"Un cauchemar": en Gironde, la lassitude des habitants évacués à deux reprises à cause des feux

Incendie en Gironde : la vue du feu depuis Belin-Beliet - Juliette Chaignon RMC
Incendie en Gironde : la vue du feu depuis Belin-Beliet - Juliette Chaignon RMC

"C'est un cauchemar." Mercredi, c'est en ces mots que le maire d'Hostens, petite commune de Gironde, décrivait la détresse de ses administrés, confrontés en moins d'un mois à deux évacuations à cause des incendies. "La plupart de mes administrés sont partis chez des amis ou en famille. Ils viennent de subir deux feux successifs. Il faut de nouveau tout abandonner, la plupart sont dépités", déplorait le maire Jean-Louis Darthiail sur BFMTV.

Cela fait trois jours que les habitants d'Hostens voient de nouveau leurs maisons menacées par les flammes et sont contraints de dormir au mieux chez des proches, sinon dans des salles des fêtes et des centres d'hébergement mis à disposition par des communes alentours. En Gironde, alors qu'ils avaient été fixés fin juillet, des feux ont repris mardi à cause du vent et de la présence de tourbe dans le sol, qui enterre l'incendie sans l'éteindre.

"Nous avons combattu le feu pendant trois semaines successives, et de nouveau l'incendie ravage la partie restante de notre commune qui n'avait pas brûlé. C'est épuisant", relate l'élu.

La commune de Mano évacuée pour la troisième fois

En effet, cette nouvelle évacuation ravive chez les habitants des plaies encore récentes. Xavier Villain et sa famille ont dû faire leurs bagages pour la seconde fois en moins d'un mois mardi soir, et quitter à regret leur domicile. "C'est toujours très désagréable. Forcément, quand on laisse sa maison, on ne sait pas dans quel état on va la retrouver", déplore-t-il sur BFMTV.

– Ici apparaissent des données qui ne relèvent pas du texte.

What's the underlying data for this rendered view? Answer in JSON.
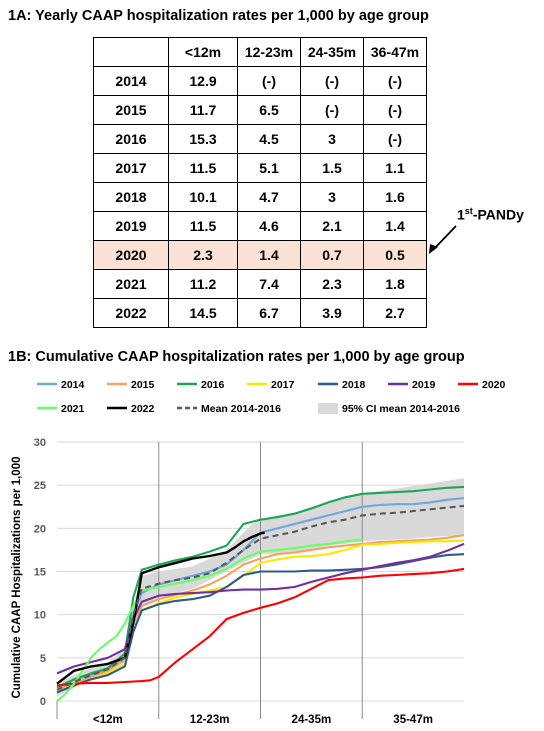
{
  "table_title": "1A: Yearly CAAP hospitalization rates per 1,000 by age group",
  "table": {
    "columns": [
      "",
      "<12m",
      "12-23m",
      "24-35m",
      "36-47m"
    ],
    "rows": [
      [
        "2014",
        "12.9",
        "(-)",
        "(-)",
        "(-)"
      ],
      [
        "2015",
        "11.7",
        "6.5",
        "(-)",
        "(-)"
      ],
      [
        "2016",
        "15.3",
        "4.5",
        "3",
        "(-)"
      ],
      [
        "2017",
        "11.5",
        "5.1",
        "1.5",
        "1.1"
      ],
      [
        "2018",
        "10.1",
        "4.7",
        "3",
        "1.6"
      ],
      [
        "2019",
        "11.5",
        "4.6",
        "2.1",
        "1.4"
      ],
      [
        "2020",
        "2.3",
        "1.4",
        "0.7",
        "0.5"
      ],
      [
        "2021",
        "11.2",
        "7.4",
        "2.3",
        "1.8"
      ],
      [
        "2022",
        "14.5",
        "6.7",
        "3.9",
        "2.7"
      ]
    ],
    "highlight_row": "2020",
    "highlight_color": "#fbe2d5"
  },
  "annotation": {
    "superscript_prefix": "1",
    "superscript": "st",
    "text": "-PANDy"
  },
  "chart_title": "1B: Cumulative CAAP hospitalization rates per 1,000 by age group",
  "chart_data": {
    "type": "line",
    "ylabel": "Cumulative CAAP Hospitalizations per 1,000",
    "xlabel": "",
    "ylim": [
      0,
      30
    ],
    "yticks": [
      "0",
      "5",
      "10",
      "15",
      "20",
      "25",
      "30"
    ],
    "xlim": [
      0,
      48
    ],
    "age_bands": [
      "<12m",
      "12-23m",
      "24-35m",
      "35-47m"
    ],
    "band_edges_months": [
      12,
      24,
      36
    ],
    "grid": "horizontal",
    "legend_position": "top",
    "band": {
      "name": "95% CI mean 2014-2016",
      "color": "#d9d9d9",
      "x": [
        0,
        2,
        4,
        6,
        8,
        9,
        10,
        12,
        14,
        16,
        18,
        20,
        21,
        22,
        23,
        24,
        26,
        28,
        30,
        32,
        34,
        36,
        38,
        40,
        42,
        44,
        46,
        48
      ],
      "lower": [
        0.5,
        1.5,
        2.5,
        3,
        4.5,
        8,
        11,
        12,
        12.5,
        13,
        14,
        15,
        15.5,
        16,
        16.5,
        17,
        17,
        17.3,
        17.5,
        18,
        18.2,
        18.5,
        18.6,
        18.7,
        18.8,
        19,
        19.1,
        19.2
      ],
      "upper": [
        2,
        3,
        3.8,
        4.5,
        6,
        11,
        14.5,
        15,
        15.3,
        15.6,
        16.5,
        17.5,
        18.5,
        19.5,
        20.5,
        21,
        21.5,
        21.8,
        22.5,
        23,
        23.5,
        24,
        24.3,
        24.6,
        24.9,
        25.2,
        25.5,
        25.8
      ]
    },
    "series": [
      {
        "name": "2014",
        "color": "#6fa8dc",
        "dash": false,
        "x": [
          0,
          2,
          4,
          6,
          8,
          9,
          10,
          12,
          14,
          16,
          18,
          20,
          22,
          24,
          26,
          28,
          30,
          32,
          34,
          36,
          38,
          40,
          42,
          44,
          46,
          48
        ],
        "y": [
          1.5,
          2.5,
          3,
          3.6,
          5,
          10,
          12.5,
          13.5,
          14,
          14.5,
          15,
          15.8,
          17.5,
          19.5,
          20,
          20.5,
          21,
          21.5,
          22,
          22.5,
          22.7,
          22.8,
          22.8,
          23,
          23.3,
          23.5
        ]
      },
      {
        "name": "2015",
        "color": "#f4a261",
        "dash": false,
        "x": [
          0,
          2,
          4,
          6,
          8,
          9,
          10,
          12,
          14,
          16,
          18,
          20,
          22,
          24,
          26,
          28,
          30,
          32,
          34,
          36,
          38,
          40,
          42,
          44,
          46,
          48
        ],
        "y": [
          1.3,
          2,
          2.8,
          3.5,
          4.8,
          9,
          11,
          11.8,
          12.3,
          12.8,
          13.5,
          14.5,
          15.8,
          16.5,
          17,
          17.2,
          17.5,
          17.8,
          18,
          18.2,
          18.4,
          18.5,
          18.6,
          18.7,
          18.9,
          19.2
        ]
      },
      {
        "name": "2016",
        "color": "#1aa657",
        "dash": false,
        "x": [
          0,
          2,
          4,
          6,
          8,
          9,
          10,
          12,
          14,
          16,
          18,
          20,
          22,
          24,
          26,
          28,
          30,
          32,
          34,
          36,
          38,
          40,
          42,
          44,
          46,
          48
        ],
        "y": [
          1.6,
          2.5,
          3.2,
          3.8,
          5.5,
          12,
          15.2,
          15.8,
          16.3,
          16.7,
          17.3,
          18,
          20.5,
          21,
          21.3,
          21.7,
          22.3,
          23,
          23.6,
          24,
          24.1,
          24.2,
          24.3,
          24.5,
          24.7,
          24.8
        ]
      },
      {
        "name": "2017",
        "color": "#ffe600",
        "dash": false,
        "x": [
          0,
          2,
          4,
          6,
          8,
          9,
          10,
          12,
          14,
          16,
          18,
          20,
          22,
          24,
          26,
          28,
          30,
          32,
          34,
          36,
          38,
          40,
          42,
          44,
          46,
          48
        ],
        "y": [
          1.2,
          1.8,
          2.5,
          3.2,
          4.2,
          8,
          10.5,
          11.3,
          12,
          12.4,
          12.8,
          13.2,
          14.5,
          16,
          16.4,
          16.7,
          16.8,
          17,
          17.5,
          18.1,
          18.2,
          18.3,
          18.4,
          18.5,
          18.5,
          18.6
        ]
      },
      {
        "name": "2018",
        "color": "#2f5a8a",
        "dash": false,
        "x": [
          0,
          2,
          4,
          6,
          8,
          9,
          10,
          12,
          14,
          16,
          18,
          20,
          22,
          24,
          26,
          28,
          30,
          32,
          34,
          36,
          38,
          40,
          42,
          44,
          46,
          48
        ],
        "y": [
          1,
          1.8,
          2.5,
          3,
          4,
          8,
          10.5,
          11.2,
          11.6,
          11.8,
          12.2,
          13.2,
          14.6,
          15,
          15,
          15,
          15.1,
          15.1,
          15.2,
          15.3,
          15.5,
          15.8,
          16.2,
          16.6,
          16.9,
          17
        ]
      },
      {
        "name": "2019",
        "color": "#7030a0",
        "dash": false,
        "x": [
          0,
          2,
          4,
          6,
          8,
          9,
          10,
          12,
          14,
          16,
          18,
          20,
          22,
          24,
          26,
          28,
          30,
          32,
          34,
          36,
          38,
          40,
          42,
          44,
          46,
          48
        ],
        "y": [
          3.2,
          4,
          4.5,
          5,
          6,
          9.5,
          11.5,
          12.2,
          12.4,
          12.5,
          12.6,
          12.8,
          12.9,
          12.9,
          13,
          13.2,
          13.8,
          14.3,
          14.8,
          15.2,
          15.6,
          16,
          16.3,
          16.7,
          17.4,
          18.2
        ]
      },
      {
        "name": "2020",
        "color": "#ff0000",
        "dash": false,
        "x": [
          0,
          2,
          4,
          6,
          8,
          10,
          11,
          12,
          14,
          16,
          18,
          20,
          22,
          24,
          26,
          28,
          30,
          32,
          34,
          36,
          38,
          40,
          42,
          44,
          46,
          48
        ],
        "y": [
          1.8,
          2,
          2.1,
          2.1,
          2.2,
          2.3,
          2.4,
          2.8,
          4.5,
          6,
          7.5,
          9.5,
          10.2,
          10.8,
          11.3,
          12,
          13,
          14,
          14.2,
          14.3,
          14.5,
          14.6,
          14.7,
          14.8,
          15,
          15.3
        ]
      },
      {
        "name": "2021",
        "color": "#66ff66",
        "dash": false,
        "x": [
          0,
          1,
          2,
          3,
          4,
          5,
          6,
          7,
          8,
          9,
          10,
          12,
          14,
          16,
          18,
          20,
          22,
          24,
          26,
          28,
          30,
          32,
          34,
          36
        ],
        "y": [
          0,
          0.8,
          2,
          3.5,
          5,
          6,
          6.8,
          7.5,
          9,
          11,
          12.8,
          13.2,
          13.6,
          14,
          14.5,
          15.3,
          16.5,
          17.3,
          17.5,
          17.7,
          18,
          18.2,
          18.5,
          18.7
        ]
      },
      {
        "name": "2022",
        "color": "#000000",
        "dash": false,
        "x": [
          0,
          2,
          4,
          6,
          8,
          9,
          10,
          12,
          14,
          16,
          18,
          20,
          21,
          22,
          23,
          24,
          24.5
        ],
        "y": [
          2,
          3.5,
          4,
          4.3,
          5,
          9,
          14.8,
          15.5,
          16,
          16.5,
          16.8,
          17.2,
          17.8,
          18.5,
          19,
          19.4,
          19.5
        ]
      },
      {
        "name": "Mean 2014-2016",
        "color": "#595959",
        "dash": true,
        "x": [
          0,
          2,
          4,
          6,
          8,
          9,
          10,
          12,
          14,
          16,
          18,
          20,
          22,
          24,
          26,
          28,
          30,
          32,
          34,
          36,
          38,
          40,
          42,
          44,
          46,
          48
        ],
        "y": [
          1.3,
          2.2,
          3,
          3.7,
          5,
          10,
          13,
          13.6,
          14,
          14.3,
          14.8,
          16,
          17.5,
          18.8,
          19.2,
          19.6,
          20.2,
          20.7,
          21,
          21.5,
          21.7,
          21.8,
          22,
          22.2,
          22.4,
          22.6
        ]
      }
    ]
  }
}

"C'est surtout qu'on l'a déjà vécu une première fois. Soi-disant, on devait partir pour quelques heures, et finalement ça a duré plus d'une semaine", rappelle le père de famille.

"On a subi la première évacuation, qui était assez intense. Là, c'est la deuxième. On ne dort pas depuis plus d'un mois, on ne sait pas si les feux vont repartir, c'est vraiment très dur à supporter. [...] Je me demande si je vais pouvoir rouvrir mon affaire, parce que je comptais sur cette saison pour remonter mon chiffre d'affaires depuis le Covid", complète Jérôme Vignes, propriétaire d'un snack-kebab à Hostens.

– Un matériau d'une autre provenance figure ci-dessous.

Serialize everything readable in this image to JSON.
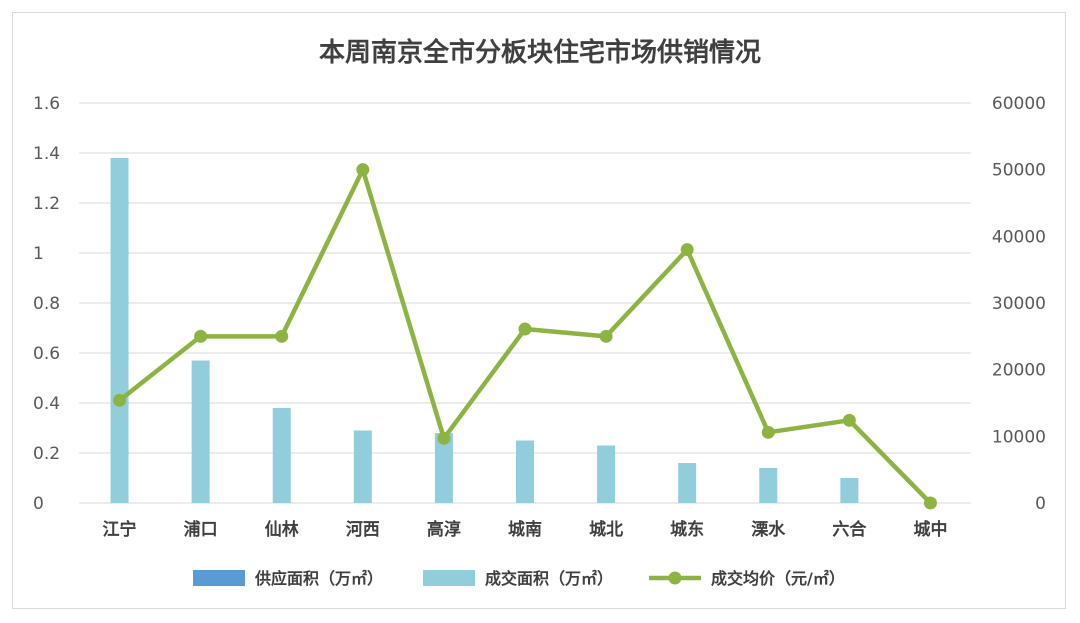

Record battu non loin d'Hostens, dans le village de Mano, déjà évacué deux fois en juillet. Cette fois-ci, seul un quartier de la commune est concernée, celui du Pichemonge. C'est donc la troisième fois que la commune est visée par une évacuation. Au total, 150 hectares de forêts sont partis en fumée près du village lors du premier incendie.

"C'est un crève-cœur"

Dépit, lassitude... Des sentiments dont témoignent les habitants de Moustey, qui ont dû quitter la commune en urgence mercredi. Samira Assouf, gérante d'un tabac, déplore ce départ précipité et l'abandon de son commerce: "C'est un crève-cœur pour moi. Ça fait trois ans que je travaille 365 jours par an. Et puis c'est une période un peu touristique, on aurait aimé travailler."

"Ça a été très dur de laisser les locaux comme ça. Mais on est obligé pour la sécurité de nos enfants aussi", poursuit la jeune femme sur notre antenne. "Il n'y avait plus personne, plus une voiture dans les rues, plus rien... C'était digne d'un film d'horreur."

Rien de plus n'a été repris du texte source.